Logos became Malos. Amalthus was going down.


Was it perhaps more just to snuff out the source of the problem, than the symptom? To exact vengeance on exactly one human, for centuries of abuse heaped upon Blades? Or was it equally as callous?

Their purpose was plain, if not their course: square with Amalthus and rid Malos's Core of the corruption that prevented him from operating as freely, as cleanly, as Mythra did. She was so quick, so incisive. He was, too, but distracted, somewhat, and Minoth kept him mired with mental illness galore.

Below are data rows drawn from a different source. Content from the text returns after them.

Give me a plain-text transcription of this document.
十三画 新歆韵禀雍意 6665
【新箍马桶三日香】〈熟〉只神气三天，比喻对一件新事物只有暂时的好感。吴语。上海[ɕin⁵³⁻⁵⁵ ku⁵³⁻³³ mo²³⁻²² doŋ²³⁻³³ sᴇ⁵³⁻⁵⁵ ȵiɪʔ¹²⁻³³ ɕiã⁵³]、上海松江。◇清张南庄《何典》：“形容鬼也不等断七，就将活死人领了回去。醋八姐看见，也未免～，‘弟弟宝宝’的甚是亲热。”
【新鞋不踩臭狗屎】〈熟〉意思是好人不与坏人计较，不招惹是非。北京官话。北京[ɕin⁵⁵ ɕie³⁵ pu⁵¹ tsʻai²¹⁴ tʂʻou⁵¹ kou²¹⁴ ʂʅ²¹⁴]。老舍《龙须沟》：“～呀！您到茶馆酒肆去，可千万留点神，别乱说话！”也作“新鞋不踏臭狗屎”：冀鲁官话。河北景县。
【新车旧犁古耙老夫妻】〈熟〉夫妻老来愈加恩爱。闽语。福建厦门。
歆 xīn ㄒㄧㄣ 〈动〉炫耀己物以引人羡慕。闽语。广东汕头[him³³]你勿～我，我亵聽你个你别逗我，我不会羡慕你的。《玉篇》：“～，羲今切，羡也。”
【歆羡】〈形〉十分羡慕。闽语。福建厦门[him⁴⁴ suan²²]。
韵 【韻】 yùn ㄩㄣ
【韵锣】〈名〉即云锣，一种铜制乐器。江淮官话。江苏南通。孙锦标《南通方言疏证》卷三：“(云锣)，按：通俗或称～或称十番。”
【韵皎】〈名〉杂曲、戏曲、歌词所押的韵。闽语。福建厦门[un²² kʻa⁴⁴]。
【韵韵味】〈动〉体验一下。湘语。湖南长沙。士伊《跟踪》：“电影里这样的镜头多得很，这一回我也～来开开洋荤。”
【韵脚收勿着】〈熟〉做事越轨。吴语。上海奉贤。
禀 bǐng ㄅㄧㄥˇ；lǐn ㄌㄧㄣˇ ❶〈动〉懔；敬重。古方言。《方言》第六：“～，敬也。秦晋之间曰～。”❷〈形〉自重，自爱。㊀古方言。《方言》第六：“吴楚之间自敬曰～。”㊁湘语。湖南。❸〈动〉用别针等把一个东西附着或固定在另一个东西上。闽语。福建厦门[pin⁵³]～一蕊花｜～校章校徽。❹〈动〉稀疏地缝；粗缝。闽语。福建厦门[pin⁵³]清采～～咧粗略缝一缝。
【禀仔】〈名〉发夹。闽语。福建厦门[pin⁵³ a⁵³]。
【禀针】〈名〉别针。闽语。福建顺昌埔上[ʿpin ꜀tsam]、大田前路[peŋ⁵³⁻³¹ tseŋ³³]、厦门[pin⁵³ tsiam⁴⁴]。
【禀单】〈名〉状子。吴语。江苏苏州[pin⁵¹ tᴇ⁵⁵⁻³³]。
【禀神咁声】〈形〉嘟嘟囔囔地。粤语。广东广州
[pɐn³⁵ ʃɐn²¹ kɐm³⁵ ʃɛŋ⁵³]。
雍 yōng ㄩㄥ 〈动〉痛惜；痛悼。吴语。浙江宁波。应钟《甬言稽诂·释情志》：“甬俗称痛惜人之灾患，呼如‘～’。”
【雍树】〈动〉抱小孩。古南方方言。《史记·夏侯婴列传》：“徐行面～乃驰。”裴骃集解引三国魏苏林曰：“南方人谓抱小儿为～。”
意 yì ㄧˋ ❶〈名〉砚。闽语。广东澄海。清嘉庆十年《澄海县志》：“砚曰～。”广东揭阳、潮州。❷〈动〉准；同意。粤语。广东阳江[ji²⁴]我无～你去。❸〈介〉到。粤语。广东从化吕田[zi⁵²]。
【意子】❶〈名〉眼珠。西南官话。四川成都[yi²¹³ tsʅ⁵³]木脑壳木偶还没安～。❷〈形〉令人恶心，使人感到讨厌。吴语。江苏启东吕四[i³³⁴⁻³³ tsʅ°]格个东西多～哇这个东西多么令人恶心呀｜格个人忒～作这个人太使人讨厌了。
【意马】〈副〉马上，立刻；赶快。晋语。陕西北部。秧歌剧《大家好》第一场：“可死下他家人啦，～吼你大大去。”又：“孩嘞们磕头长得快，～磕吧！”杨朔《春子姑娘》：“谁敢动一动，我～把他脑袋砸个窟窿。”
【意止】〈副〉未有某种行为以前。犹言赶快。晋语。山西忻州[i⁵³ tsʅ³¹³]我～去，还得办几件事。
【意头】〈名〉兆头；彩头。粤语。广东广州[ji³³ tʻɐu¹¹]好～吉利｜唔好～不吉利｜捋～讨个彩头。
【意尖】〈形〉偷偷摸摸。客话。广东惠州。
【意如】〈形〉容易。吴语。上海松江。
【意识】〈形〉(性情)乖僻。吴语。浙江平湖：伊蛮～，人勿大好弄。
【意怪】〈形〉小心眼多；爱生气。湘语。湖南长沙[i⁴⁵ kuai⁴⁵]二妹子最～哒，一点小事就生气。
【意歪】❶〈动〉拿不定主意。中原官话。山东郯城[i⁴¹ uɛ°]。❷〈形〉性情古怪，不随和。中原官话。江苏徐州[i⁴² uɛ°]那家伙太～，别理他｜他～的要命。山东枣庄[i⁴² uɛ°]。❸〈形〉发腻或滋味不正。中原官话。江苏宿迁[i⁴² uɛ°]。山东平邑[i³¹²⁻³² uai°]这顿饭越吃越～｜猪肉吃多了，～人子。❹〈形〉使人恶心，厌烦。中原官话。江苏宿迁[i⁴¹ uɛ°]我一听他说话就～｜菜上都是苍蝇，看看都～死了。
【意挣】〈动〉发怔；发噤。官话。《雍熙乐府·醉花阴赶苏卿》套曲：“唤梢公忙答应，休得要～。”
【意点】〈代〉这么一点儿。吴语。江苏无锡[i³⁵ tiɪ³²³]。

How to get to Indol, anyway? Cloaked? As merchants?

Mythra, marginally less conspicious in Tornan commoner dress, led the charge.

To rights. To freedom.


"If the Master Blade is a rogue, I hardly think it's my fault. See how willfully the woman acts."

Mythra sniffed. If Malos was a misogynist, it was the least of their problems, but see how ickily the source acts.

Minoth had admitted to taking the Cores. One would expect Amalthus to claim them rightful property of Indol, but he didn't.

So Malos moved. "You don't want me on your head, do you?"

As Amalthus was about to retort, Addam entered the chamber, Flora just behind comforting a malnourished Esthamite child clutching and clawing at his own sternum.

"I think there are quite a few things this Quaestor doesn't want known."


It fell to Mythra to repair Malos's Core manually, picking through data to determine what belonged, what needed ousting, and what should remain despite its ill origin.

She knew her job was done when Malos hitched a breath, stared up at her, and uttered the word "Pneuma."

Mythra bit her lip, teared, but nodded. There was no going back.

Malos, disoriented, could only all but sob in Minoth's arms. In a humans' week and a half, he'd been instaneously conditioned by degrees, reeducated on allosexuality and romanticism, reunited with his counterpart, and practically completed the cycle of death and rebirth.

Was this the intended path?

Probably not, but the road continued.